Moers: Schunkelpflicht in den Niag-Bussen
VON JUTTA LANGHOFF - zuletzt aktualisiert: 19.11.2007Moers (RPO). Und Tschüss! Ballhaus, Landscheidt und Co. dürfen ihre Aktenköfferchen packen, die Grafschaft hat jetzt einen neuen Regenten. Prinz Dieter I. ist sein Name, und am Samstag erhielt er in einer feierlichen Inthronisierungszeremonie im der Rheinkamper Kulturzentrum aus der Hand des Moerser Bürgermeisters Norbert Ballhaus den Pallmann, sprich das närrische Regierungszepter, überreicht. Bis Aschermittwoch wird er die Geschicke des närrischen Grafschafter Volkes lenken wird. Unterstützung erhält er dabei von ihrer Lieblichkeit Prinzessin Marita I., die an diesem Abend ebenfalls von hoher Regierungshand, nämlich vom stellvertretenden Weseler Landrat Heinz Dams, als Zeichen der weiblichen Narrenmacht das Diadem ins sorgfältig frisierte Haupthaar gesteckt bekam.

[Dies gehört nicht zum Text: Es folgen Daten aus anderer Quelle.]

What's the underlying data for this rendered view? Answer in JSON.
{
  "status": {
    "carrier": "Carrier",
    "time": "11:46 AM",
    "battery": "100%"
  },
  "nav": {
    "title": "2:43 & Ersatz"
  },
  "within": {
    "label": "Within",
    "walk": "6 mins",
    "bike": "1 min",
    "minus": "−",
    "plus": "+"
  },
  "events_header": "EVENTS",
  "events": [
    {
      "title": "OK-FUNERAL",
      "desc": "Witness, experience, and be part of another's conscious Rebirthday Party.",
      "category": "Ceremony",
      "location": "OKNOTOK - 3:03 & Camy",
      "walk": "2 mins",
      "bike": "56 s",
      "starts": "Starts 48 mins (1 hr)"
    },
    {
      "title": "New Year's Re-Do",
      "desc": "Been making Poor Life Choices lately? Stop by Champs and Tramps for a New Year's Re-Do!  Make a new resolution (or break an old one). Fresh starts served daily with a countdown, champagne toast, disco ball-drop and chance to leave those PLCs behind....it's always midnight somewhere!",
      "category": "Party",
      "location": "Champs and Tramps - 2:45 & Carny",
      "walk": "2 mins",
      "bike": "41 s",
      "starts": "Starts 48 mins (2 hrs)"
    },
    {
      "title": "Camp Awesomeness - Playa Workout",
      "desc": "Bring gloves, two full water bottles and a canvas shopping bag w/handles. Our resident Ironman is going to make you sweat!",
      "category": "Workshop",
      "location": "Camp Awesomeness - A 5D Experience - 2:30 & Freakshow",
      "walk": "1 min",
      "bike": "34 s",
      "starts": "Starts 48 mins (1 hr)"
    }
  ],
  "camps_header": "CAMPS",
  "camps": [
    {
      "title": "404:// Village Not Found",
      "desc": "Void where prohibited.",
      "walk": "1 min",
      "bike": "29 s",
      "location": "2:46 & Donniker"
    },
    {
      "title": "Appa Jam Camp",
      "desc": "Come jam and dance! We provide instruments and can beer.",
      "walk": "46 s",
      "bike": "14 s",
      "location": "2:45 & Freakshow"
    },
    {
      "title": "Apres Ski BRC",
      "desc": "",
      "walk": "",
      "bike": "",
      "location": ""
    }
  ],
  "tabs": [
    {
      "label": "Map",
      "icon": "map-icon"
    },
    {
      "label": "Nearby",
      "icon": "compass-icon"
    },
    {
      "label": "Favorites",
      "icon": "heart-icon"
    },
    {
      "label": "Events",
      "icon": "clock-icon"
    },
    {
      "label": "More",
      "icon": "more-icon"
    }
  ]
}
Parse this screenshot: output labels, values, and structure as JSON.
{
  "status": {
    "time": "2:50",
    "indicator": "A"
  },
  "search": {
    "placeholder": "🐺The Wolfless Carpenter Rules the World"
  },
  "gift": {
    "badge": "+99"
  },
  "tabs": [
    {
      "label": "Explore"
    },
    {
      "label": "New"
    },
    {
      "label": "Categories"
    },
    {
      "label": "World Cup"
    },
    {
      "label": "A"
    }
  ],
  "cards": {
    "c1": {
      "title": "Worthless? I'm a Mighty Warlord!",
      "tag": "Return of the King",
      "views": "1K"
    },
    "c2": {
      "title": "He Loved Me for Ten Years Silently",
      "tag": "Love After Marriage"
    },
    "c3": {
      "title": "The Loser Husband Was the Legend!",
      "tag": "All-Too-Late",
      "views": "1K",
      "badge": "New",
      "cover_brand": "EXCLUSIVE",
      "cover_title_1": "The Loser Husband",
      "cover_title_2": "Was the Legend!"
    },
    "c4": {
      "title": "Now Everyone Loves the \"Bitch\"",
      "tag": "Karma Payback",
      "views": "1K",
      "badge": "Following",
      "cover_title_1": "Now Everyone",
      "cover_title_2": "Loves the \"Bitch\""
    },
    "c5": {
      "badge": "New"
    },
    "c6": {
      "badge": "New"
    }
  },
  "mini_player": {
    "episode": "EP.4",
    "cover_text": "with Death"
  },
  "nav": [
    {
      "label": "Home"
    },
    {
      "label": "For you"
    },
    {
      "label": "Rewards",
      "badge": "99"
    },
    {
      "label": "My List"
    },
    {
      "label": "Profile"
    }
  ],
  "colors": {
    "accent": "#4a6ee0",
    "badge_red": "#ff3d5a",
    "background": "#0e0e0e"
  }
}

Diäten für Ratsmitglieder zwecklos
„Jetzt endlich ist es so weit, jetzt endlich regiert die Narrenzeit“, hatte zuvor schon der gerade erst frisch erwachte Hoppeditz, alias Kurt Zimmermann, frohlockt, wobei er das neue Prinzenpaar allerdings auch auf die weniger schönen Dinge aufmerksam machte, die sie in ihrem neuen Reich demnächst zu erwarten haben, zum Beispiel die „Zahnspangen-Schumis“ in der nächtlichen Moerser Innenstadt, ein gigantisches Einkaufsparadies am Königlichen Hof und eine nicht enden wollende Debatte über das Schicksal des Moerser Rathauses. All das berührte Prinz Dieter I. allerdings wenig, denn wie sich beim Verlesen seiner elf Proklamationsankündigungen zeigte, hat er mit seinem Reich in nächster Zukunft ganz andere Pläne. So wolle er auf keinen Fall einer Diätenerhöhung der Moerser Ratsmitglieder zustimmen, denn alle bisherigen Diäten hätten bereits bewiesen: „Die nehmen sowieso nicht ab.“ Stattdessen dürfen demnächst alle Politessen die von ihnen erwischten Parksünder zärtlich bützen, und in den Bussen der Niag ist absolute Schunkelpflicht angesagt. Außerdem, so lautete seine Verkündigung weiter, werde das Rathaus ab jetzt an jedem Elften des Monats allen Bürgern eine Flasche Weinbrand spendieren, und Bürgermeister Ballhaus würde zum Mischen von „Oschis“ abkommandiert.
„Ist das ein Prinzenpaar oder nicht?“ war Kulturausschuss-Präsident und Oschi-Freund Olly Olberts am Ende der Proklamation sichtlich begeistert, und auch die rund 500 Gäste schenkten ihrem neuen Regenten einen riesigen Applaus.
Damit war der offizielle Teil des Abends beendet, und der unterhaltsame konnte beginnen. Dem hohen Anlass angemessen durften die Besucher in den nun folgenden Stunden ein abwechslungsreiches Bühnenprogramm mit vielen musikalischen, tänzerischen und komödiantischen Highlights erleben, darunter das Akkordeonorchester Rheinhausen, in dem auch die Prinzessin kurz einen beeindruckenden Auftritt hatte, den Viersener „Engel Hettwich“ mit seiner wenig himmlischen, köstlich frechen Schnauze, und das Moerser Schlossballett, in dem Prinz Dieter schon seit einiger Zeit die behaarten Waden schwingt.